Cloudflare Zero Trust: Redefining "Who Gets Access"

Cloudflare's role here isn't to "add security" — it's to:

Elevate access control from the "network layer" to the "identity layer"

Now the model looks like this:

flowchart LR
    A[Browser] --> B[Cloudflare Access]
    B --> C[Cloudflare Tunnel]
    C --> D[Local OpenCode]

There are really only three changes, but they matter:

1. No more exposed ports

  • Local services stay completely private

  • No attack surface to scan

2. Access through a unified domain

  • Open from any device instantly

  • No dependency on internal network topology

3. Permissions driven by identity

  • GitHub / Google login

  • Fine-grained access control


In a nutshell:

From "who's on this network" → "who is this person"

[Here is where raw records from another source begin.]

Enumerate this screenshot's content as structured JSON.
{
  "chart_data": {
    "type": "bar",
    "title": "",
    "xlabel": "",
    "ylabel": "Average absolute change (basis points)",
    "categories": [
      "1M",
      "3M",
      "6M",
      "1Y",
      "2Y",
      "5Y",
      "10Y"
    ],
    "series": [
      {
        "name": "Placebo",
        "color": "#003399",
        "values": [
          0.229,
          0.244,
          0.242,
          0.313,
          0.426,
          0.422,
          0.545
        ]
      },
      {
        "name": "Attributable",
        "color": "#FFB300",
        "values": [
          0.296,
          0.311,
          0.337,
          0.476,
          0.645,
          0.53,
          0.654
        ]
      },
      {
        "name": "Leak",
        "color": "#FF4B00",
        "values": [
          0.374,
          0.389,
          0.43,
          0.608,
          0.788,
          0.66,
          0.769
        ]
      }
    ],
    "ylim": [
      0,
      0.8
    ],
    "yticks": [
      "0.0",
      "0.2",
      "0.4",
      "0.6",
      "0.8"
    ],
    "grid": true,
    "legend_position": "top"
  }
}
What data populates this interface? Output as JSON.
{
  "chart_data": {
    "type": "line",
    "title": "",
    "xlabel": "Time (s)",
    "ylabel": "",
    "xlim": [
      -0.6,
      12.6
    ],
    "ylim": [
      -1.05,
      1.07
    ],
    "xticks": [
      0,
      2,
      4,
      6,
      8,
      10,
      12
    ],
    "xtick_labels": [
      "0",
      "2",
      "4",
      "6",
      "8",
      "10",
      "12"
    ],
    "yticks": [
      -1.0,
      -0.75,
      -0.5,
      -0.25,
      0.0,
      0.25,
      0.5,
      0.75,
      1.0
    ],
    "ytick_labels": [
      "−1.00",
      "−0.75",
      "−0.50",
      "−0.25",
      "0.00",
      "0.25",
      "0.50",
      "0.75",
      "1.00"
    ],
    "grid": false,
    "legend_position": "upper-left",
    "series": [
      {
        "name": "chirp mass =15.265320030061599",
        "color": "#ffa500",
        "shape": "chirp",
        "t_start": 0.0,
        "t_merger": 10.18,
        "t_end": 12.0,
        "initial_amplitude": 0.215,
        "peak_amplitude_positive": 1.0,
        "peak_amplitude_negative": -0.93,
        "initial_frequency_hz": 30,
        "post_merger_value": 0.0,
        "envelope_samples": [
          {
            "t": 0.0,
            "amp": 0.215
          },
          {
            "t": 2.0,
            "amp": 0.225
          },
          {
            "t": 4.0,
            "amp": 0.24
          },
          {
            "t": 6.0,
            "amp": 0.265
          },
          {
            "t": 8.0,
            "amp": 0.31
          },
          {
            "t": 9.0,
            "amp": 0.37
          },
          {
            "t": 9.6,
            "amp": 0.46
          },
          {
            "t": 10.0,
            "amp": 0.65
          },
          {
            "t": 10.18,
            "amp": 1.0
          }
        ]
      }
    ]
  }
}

OpenCode WebUI: Pushing Usability to the Max

A lot of people underestimate what a WebUI brings to the table.


The problems with traditional CLI / TUI (like Codex / Claude Code):

  • Hard dependency on local environment

  • Painful multi-device switching

  • Terrible experience on unstable networks


What OpenCode's WebUI delivers:

1. True "access from anywhere"

flowchart LR
    A[Mac] --> D[Browser]
    B[Windows] --> D
    C[iPad] --> D
    D --> E[OpenCode WebUI]
  • Device doesn't matter anymore

  • Environment doesn't matter anymore

2. Built for long-running tasks

  • Streaming output is a natural fit for browsers

  • Won't disconnect as easily as CLI sessions


3. Seamless integration with Zero Trust

  • Login IS authorization

  • Opening the page IS the environment


This is the key insight:

WebUI + Zero Trust is essentially "a private cloud IDE entry point"

Layering It On: Local Power + Cloud Access

People often misunderstand this setup as "cloud development."

It's actually:

flowchart TB
    A[Browser] --> B[Cloudflare Edge]
    B --> C[Local Machine]
    C --> D[OpenCode]

In other words:

  • Code stays local

  • Access happens at the cloud edge

The benefits are compounding:

✔ Local advantages

  • Low latency

  • GPU access

  • Full control

✔ Cloud access advantages

  • Access anytime, anywhere

  • Stable entry point

  • Identity-based control


This isn't a compromise — it's:

Stacking the best of both worlds together

OpenCode: Why "Recording the Process" Matters

This is a side note, but worth mentioning.

OpenCode logs every operation to:

~/.local/share/opencode/opencode.db

The difference from traditional tools:

flowchart TD
    subgraph Traditional
        A1[git commit]
        A2[History]
    end

    subgraph OpenCode
        B1[Every single step]
        B2[diff]
        B3[Database]
    end

    B1 --> B2 --> B3

In practice, this means:

You can let AI perform "destructive operations" without carrying the risk

I learned this the hard way — I once had OpenCode "optimize" my blog and break it entirely.
But because the full diff history was recorded, I was able to restore everything.

The Power Combo

Let's bring the focus back to the core point:


OpenCode handles:

  • Execution

  • Recording

  • Workflow


Cloudflare Zero Trust handles:

  • Access

  • Boundaries

  • Security model


Combined:

flowchart LR
    A[User] --> B[Authentication]
    B --> C[Unified Entry Point]
    C --> D[OpenCode]
    D --> E[Execute / Record]

This setup is "right" not because each piece is individually powerful, but because:

They fill each other's gaps perfectly

What You Actually Get

It's not just a smarter AI or a more powerful editor.

It's:

A development environment that's secure, always accessible, and forgiving of mistakes

My takeaway after using this in production:

  • OpenCode solves "how to get things done"

  • Cloudflare Zero Trust solves "who gets in"


Together:

What you get isn't a tool — it's a development infrastructure built for the long haul.